On 29 February 1920, the National Assembly adopted the Czechoslovak constitution. Tomáš Garrigue Masaryk was elected president. His election in the next three presidential elections was acknowledgement of his merits in establishing the state. The protection of minorities was already stipulated in the peace treaties of Versailles. In view of the multinational makeup of the population, this was confirmed in the constitution of Czechoslovakia and in a language law, which was adopted along with the constitution.
Czechoslovakia based its foreign policy on its ally France, the strongest European state after the First World War. Three neighbouring states – Czechoslovakia, Yugoslavia and Romania – responded to the last Austrian Emperor Charles I’s effort to assume power in Hungary by creating the so-called Little Entente defence alliance. Just like its main ally France, Czechoslovakia also concluded a treaty of alliance with the Soviet Union.

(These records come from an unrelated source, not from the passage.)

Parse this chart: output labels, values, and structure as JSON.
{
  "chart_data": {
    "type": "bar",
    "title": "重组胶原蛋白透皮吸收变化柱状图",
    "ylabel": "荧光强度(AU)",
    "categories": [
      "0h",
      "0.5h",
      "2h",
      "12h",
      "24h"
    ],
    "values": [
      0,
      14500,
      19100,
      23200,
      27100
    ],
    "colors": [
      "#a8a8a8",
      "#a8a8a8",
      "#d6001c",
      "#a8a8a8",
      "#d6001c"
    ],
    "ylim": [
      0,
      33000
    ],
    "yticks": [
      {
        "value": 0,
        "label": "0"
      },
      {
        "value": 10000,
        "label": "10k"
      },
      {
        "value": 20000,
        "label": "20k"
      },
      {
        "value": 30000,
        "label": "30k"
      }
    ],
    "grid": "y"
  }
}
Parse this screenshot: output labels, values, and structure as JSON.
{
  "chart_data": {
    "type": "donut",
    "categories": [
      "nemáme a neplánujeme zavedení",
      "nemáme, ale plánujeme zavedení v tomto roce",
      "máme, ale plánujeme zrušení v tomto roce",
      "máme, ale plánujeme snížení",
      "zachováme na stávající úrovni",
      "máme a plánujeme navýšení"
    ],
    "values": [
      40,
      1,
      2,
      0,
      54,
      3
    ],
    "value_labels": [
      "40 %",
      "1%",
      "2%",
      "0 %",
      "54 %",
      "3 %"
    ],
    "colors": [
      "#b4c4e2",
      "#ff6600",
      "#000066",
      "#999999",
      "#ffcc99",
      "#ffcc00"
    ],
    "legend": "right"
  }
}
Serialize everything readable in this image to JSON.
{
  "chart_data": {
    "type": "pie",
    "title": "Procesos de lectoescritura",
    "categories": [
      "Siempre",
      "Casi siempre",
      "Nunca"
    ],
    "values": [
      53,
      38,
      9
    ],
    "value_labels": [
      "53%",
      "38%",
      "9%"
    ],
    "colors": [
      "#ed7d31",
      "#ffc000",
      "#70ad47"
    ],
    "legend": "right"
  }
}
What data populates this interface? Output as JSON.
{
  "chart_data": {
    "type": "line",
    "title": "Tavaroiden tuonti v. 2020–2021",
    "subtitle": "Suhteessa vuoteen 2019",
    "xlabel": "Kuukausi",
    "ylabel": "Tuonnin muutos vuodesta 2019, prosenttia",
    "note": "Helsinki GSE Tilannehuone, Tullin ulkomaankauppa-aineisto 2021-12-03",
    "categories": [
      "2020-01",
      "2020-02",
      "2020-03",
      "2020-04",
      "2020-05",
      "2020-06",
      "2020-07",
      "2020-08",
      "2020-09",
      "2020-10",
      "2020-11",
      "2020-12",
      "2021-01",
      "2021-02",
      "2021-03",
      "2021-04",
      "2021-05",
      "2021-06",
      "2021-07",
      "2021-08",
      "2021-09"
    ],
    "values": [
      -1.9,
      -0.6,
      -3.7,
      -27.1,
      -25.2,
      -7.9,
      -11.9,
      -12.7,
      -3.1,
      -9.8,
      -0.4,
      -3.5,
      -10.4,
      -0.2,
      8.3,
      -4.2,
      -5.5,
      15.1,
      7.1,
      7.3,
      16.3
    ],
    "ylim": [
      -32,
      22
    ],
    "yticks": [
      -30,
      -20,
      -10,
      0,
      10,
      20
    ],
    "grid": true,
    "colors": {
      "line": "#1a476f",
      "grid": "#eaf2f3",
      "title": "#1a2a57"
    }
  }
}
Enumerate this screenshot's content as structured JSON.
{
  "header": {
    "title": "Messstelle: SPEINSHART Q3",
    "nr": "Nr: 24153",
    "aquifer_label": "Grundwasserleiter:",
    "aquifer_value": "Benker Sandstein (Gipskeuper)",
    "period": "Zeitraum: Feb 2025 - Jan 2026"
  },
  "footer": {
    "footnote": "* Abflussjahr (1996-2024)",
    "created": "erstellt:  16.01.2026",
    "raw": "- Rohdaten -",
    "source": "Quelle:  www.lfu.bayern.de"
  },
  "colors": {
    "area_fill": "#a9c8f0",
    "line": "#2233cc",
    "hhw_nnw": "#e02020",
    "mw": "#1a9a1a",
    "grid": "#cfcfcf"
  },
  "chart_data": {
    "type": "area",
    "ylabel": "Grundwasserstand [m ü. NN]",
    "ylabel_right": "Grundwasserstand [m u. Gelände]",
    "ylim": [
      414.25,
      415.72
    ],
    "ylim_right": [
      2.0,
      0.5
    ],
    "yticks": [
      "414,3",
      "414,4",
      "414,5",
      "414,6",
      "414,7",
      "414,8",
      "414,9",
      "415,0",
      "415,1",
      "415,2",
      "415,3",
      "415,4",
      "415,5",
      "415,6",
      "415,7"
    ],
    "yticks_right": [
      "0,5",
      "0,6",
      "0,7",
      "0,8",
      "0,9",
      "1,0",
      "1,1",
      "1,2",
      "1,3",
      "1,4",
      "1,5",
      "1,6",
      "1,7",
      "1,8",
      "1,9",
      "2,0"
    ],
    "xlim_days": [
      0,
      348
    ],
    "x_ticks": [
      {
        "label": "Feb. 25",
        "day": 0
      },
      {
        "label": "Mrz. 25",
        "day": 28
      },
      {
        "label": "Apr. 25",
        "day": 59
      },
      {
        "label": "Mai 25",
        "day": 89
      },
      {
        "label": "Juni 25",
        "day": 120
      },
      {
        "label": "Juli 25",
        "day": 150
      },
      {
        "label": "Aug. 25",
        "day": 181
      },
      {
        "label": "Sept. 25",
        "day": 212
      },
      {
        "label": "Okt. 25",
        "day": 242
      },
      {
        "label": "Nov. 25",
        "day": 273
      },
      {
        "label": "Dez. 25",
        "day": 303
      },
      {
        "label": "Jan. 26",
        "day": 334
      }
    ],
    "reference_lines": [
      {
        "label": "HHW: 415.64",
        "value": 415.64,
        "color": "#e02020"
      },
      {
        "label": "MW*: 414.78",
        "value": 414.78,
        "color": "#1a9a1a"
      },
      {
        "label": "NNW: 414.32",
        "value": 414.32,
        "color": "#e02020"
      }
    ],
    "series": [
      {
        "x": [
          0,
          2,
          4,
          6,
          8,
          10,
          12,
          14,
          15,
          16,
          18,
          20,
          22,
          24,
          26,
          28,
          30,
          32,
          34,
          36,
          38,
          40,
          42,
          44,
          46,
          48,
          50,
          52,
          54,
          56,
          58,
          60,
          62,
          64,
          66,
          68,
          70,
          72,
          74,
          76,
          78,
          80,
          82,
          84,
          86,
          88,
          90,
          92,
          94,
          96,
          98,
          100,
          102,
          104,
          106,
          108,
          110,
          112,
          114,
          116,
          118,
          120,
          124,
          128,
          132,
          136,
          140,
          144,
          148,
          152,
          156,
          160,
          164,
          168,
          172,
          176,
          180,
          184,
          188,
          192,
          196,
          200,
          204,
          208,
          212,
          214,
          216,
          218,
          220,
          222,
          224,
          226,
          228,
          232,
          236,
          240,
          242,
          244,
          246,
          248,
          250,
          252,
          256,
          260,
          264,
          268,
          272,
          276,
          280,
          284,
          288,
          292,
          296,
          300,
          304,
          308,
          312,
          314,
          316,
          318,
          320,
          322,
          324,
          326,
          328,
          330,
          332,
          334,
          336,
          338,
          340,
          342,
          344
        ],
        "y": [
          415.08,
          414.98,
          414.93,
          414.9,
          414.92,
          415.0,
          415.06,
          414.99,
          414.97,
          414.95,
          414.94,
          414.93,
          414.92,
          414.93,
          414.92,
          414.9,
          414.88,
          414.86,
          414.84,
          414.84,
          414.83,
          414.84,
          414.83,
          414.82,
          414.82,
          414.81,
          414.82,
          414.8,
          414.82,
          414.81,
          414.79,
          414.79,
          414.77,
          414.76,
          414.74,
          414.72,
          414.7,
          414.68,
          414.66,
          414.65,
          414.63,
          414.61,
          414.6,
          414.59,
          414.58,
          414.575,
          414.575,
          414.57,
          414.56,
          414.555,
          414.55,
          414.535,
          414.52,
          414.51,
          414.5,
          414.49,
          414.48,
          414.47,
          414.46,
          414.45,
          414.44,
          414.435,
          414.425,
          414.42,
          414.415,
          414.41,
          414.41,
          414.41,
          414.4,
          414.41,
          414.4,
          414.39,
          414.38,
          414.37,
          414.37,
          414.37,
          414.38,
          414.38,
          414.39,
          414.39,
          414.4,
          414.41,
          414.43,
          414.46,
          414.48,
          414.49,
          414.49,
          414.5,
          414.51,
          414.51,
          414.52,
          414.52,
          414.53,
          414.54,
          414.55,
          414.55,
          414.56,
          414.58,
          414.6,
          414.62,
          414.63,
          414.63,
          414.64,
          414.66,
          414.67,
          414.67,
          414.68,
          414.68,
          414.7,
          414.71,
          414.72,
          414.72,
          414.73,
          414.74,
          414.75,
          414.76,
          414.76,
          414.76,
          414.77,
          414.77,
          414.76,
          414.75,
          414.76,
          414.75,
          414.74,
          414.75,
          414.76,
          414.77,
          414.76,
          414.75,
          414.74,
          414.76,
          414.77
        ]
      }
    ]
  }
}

This happened in 1935, when Adolf Hitler had already been ruling in neighbouring Germany for two years. A hostile Germany represented a deadly threat to Czechoslovakia. Consequently it began preparing for its defence in the second half of the 1930s. It built border fortifications according to France’s example. But an effective defence was made more difficult not only by the length of the common borders with Germany and the geographical shape of the state, but also by the large German minority, an overwhelming proportion of whom inclined towards Nazism. They were represented by the Nazi and totalitarian Sudeten German Party led by Konrad Heinlein.
In negotiations with the Czechoslovak government on regulating the status of the German minority in Czechoslovakia, this party proceeded according to Adolf Hitler’s instructions with the principal aim of not coming to an agreement and thereby increasing international tensions in regard to the status of Germans in the republic.
Great Britain and France, paralysed by the experiences of the First World War and conscious of their own lack of preparedness for war, decided on a policy of making concessions to Germany. Great Britain, bound by a treaty of alliance with France, sent Lord Runciman on a mission to Prague. In his final report, he inclined towards the Sudeten German side.